The extent of the salt effect depends on the ionic strength of the solution.
To account for the deviation from ideality, the equilibrium constant must relate the activity—which incorporates the partial molar Gibbs energy, or chemical potential—of each species.
This equilibrium constant, called the thermodynamic or standard equilibrium constant, expresses the Gibbs energy change of the process and incorporates the effects of ionic strength.
At negligible ionic strength, the activity coefficient is approximately unity, and the concentration equilibrium constant is approximately equal to the thermodynamic equilibrium constant.
This approximation is valid for solutions of singly charged ions or non-dissociating species with ionic strengths lower than 0.01 moles per liter.
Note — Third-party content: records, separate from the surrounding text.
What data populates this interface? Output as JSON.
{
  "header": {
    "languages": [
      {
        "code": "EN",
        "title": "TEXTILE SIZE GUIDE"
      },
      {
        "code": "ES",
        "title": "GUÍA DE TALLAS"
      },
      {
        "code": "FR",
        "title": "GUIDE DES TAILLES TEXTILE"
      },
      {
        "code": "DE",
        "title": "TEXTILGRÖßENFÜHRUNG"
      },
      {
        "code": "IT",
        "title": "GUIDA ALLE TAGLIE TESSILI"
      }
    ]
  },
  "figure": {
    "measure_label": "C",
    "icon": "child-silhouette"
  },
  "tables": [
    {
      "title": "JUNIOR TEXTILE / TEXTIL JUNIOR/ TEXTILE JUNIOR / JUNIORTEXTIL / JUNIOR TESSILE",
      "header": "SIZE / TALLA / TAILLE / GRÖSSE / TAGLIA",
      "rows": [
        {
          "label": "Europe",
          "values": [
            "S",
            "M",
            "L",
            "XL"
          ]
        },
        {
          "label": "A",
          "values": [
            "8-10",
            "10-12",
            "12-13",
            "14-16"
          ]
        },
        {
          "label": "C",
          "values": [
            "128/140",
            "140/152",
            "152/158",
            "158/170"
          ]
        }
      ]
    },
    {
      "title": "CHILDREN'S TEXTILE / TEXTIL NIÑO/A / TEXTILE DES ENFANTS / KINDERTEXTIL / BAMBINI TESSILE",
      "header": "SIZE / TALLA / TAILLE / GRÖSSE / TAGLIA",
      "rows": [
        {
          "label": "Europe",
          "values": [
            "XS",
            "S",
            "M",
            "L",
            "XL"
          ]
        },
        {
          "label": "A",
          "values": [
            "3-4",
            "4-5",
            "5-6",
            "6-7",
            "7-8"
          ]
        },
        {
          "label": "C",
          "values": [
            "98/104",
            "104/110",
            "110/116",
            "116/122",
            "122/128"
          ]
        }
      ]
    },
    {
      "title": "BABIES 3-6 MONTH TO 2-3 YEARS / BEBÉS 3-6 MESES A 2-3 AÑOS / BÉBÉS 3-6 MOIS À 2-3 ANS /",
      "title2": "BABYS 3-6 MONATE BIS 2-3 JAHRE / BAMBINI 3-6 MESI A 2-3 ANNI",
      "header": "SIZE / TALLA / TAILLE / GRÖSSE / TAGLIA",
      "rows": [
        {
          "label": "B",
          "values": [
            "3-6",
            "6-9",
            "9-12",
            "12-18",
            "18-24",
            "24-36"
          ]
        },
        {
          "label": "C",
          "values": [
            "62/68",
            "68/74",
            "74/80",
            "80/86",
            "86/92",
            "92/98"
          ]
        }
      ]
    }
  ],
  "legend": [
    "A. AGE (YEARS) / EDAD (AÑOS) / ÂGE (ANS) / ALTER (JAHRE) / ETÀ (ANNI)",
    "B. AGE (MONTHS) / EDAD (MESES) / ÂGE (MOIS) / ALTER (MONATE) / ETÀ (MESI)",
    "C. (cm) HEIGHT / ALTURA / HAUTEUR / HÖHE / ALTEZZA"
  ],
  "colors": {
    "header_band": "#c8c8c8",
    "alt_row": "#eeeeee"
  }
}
However, for solutions with ionic strengths greater than 0.01 moles per liter or multiply charged ions, activity coefficient corrections are needed to avoid significant errors.
2.5:
Chemical Equilibria: Redefining Equilibrium Constant
The effect of an inert salt on the solubility of a sparingly soluble salt is known as the salt effect. The degree of the salt effect varies with the ionic strength of the solution, which in turn depends on the activity of the species in the solution. The activity is expressed as the product of concentration and the activity coefficient of the species.
To calculate the equilibrium constants of solutions of moderately high ionic strength, one must account for the salt effect. This redefined equilibrium constant is also called the thermodynamic equilibrium constant or standard equilibrium constant, as it expresses the Gibbs energy change of the process. The thermodynamic equilibrium constant incorporates the ionic strength of the solution.
In solutions of low ionic strength (nearly an ideal solution), the activity coefficient is close to 1. Thus, the thermodynamic equilibrium constant is approximately equal to the concentration equilibrium constant.
The activity coefficient corrections are often ignored to simplify the experimental calculations of equilibrium constants. This approximation is valid for dilute solutions containing singly charged ions or non-dissociating species with ionic strengths lower than 0.01 mol/L. Activity coefficient corrections become more critical for solutions with ionic strengths greater than 0.01 mol/L or of multiply charged ions. Ignoring the activity coefficient in such cases results in significant errors in calculations.